Reichenberg in Unterfranken: Probe-Böllern für Flüchtlinge zwei Tage vor Silvester

Während in vielen Flüchtlingsunterkünften Feuerwerk untersagt ist, möchte eine Gemeinde in Unterfranken ein frühzeitiges Silvesterfest für Flüchtlinge zelebrieren.

"Reichenberger Lichterzauber" nennt die Stadt Reichenberg eine Art Silvesterprobe, die nur für Flüchtlinge durchgeführt werden soll. Die Bewohner der Asylunterkunft sollen am heutigen Dienstag auf die Silvesternacht vorbereitet werden. Den derzeit 64 Menschen in der Wolffskeelhalle, die größtenteils aus Syrien und Afghanistan stammen, soll gezeigt werden, wie es in Deutschland am 31. Dezember nicht nur um Mitternacht hergeht. "Den Flüchtlingen soll die Angst genommen werden", sagt Dagmar Hofmann, Pressesprecherin des Landratsamts dem Tagesspiegel.

Es solle eine reine Informationsveranstaltung ohne Showeffekte werden. "Es werden einige Raketen im Hellen gezündet", erklärt Hofmann. Aufgrund des enormen medialen Interesses wurde der "Lichterzauber" von Montag auf den heutigen Dienstag um 16 Uhr verschoben. Medienvertreter haben keinen Zutritt auf dem Gelände der Flüchtlingsunterkunft und sind vom "Lichterzauber" ausgeschlossen. Pressesprecherin Hofmann möchte nicht von einem "Probefeuerwerk für Flüchtlinge" sprechen, wie es in den letzten Tag in diversen Zeitungen geheißen hatte.

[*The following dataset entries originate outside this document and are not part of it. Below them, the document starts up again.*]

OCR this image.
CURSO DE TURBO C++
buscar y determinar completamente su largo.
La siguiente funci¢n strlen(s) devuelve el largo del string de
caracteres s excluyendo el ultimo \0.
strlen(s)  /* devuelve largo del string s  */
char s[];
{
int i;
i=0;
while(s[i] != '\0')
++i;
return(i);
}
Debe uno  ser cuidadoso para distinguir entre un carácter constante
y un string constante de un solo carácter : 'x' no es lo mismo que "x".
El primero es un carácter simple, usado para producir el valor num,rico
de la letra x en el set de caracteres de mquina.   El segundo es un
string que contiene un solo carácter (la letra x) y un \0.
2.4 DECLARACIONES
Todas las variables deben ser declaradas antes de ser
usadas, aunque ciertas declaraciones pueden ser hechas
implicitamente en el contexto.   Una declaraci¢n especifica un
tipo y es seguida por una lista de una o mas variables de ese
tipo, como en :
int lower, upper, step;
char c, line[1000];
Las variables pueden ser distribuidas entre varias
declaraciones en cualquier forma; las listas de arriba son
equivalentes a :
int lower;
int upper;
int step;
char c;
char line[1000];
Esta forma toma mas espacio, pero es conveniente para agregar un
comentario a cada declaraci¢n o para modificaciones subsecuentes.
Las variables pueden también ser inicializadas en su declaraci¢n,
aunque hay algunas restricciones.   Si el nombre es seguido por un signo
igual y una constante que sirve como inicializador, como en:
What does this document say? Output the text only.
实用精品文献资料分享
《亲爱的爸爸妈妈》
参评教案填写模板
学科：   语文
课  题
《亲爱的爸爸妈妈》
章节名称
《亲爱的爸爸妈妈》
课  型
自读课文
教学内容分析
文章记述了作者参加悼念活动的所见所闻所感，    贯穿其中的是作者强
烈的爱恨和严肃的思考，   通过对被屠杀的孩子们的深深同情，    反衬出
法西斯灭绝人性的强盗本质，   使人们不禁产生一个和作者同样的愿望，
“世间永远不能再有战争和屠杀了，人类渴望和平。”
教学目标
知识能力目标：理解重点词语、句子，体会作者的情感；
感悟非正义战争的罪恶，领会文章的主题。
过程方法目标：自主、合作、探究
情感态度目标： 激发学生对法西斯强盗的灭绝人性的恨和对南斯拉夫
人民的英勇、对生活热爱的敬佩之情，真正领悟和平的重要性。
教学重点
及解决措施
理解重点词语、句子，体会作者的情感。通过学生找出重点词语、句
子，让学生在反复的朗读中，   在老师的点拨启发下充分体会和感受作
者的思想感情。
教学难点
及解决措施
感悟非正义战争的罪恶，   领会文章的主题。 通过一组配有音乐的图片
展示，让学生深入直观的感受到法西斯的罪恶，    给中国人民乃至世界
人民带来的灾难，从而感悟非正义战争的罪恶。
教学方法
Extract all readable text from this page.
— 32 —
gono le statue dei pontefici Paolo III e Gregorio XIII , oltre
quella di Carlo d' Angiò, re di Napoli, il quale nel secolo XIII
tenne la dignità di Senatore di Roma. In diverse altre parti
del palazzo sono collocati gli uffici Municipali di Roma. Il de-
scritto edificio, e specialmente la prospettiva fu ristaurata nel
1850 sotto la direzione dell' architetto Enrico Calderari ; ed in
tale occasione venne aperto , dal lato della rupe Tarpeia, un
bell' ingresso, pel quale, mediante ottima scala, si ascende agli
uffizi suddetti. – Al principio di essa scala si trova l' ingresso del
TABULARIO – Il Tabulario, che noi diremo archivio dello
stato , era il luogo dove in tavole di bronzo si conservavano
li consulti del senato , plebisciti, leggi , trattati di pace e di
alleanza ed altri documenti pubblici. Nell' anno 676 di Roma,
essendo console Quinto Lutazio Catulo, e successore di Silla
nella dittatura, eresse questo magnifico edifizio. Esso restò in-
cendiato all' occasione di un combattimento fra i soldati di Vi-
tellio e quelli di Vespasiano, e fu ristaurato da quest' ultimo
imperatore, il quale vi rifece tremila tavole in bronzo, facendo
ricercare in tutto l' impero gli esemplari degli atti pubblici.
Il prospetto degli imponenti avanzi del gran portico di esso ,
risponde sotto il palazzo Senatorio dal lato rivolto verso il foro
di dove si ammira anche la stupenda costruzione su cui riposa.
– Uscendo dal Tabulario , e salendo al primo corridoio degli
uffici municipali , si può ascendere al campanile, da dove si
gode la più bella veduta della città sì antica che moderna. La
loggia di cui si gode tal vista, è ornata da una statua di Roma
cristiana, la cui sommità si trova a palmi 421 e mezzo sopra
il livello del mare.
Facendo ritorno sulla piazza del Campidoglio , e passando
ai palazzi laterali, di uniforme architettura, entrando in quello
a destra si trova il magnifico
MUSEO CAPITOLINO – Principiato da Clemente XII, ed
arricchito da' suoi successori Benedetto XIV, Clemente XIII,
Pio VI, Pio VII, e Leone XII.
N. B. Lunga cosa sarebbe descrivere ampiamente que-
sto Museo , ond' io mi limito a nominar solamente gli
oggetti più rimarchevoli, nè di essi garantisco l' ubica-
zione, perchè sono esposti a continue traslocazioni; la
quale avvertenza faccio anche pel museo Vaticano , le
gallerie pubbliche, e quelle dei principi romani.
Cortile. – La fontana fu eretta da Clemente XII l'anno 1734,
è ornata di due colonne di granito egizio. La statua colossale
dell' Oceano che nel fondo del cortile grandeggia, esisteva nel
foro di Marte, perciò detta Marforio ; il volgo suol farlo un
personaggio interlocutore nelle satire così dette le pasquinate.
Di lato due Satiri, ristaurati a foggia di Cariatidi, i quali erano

Auch Bürgermeister Stefan Hemmerich wird vor Ort sein und eventuell auch eine Rakete starten lassen. "Das überlege ich mir dann vor Ort", sagte er dem Tagesspiegel am Dienstag. Die Stadt verfügt über eine Sondergenehmigung für die Raketen, die an der Flüchtlingsunterkunft in die Luft steigen werden - normalerweise ist Feuerwerk nur in der Silvesternacht von 16 bis 6 Uhr erlaubt. Die Genehmigung gilt jedoch nur für Raketen, nicht für Böller. Daher wird man es bei "drei oder vier" Raketen belassen, hieß es am Dienstag kurz vor Beginn der Veranstaltung seitens des Landratsamts. Zudem werden Wunderkerzen und andere Kleinigkeiten zum Einsatz kommen. Auch der Bürgermeister sagt amüsiert: "Es wird kein zweites Kiliani werden." Zu dem Volksfest zum heiligen Kilian, dem Schutzpatron Frankens, wird in Würzburg im Juli jährlich ein üppiges Feuerwerk entzündet. "Ich bereite meine Kinder ja auch auf Silvester vor, indem ich vorher mit ihnen einmal Böller anzünde", sagt der 45-jährige Bürgermeister weiter.

Aus "Lichterzauber" wird "Infoveranstaltung"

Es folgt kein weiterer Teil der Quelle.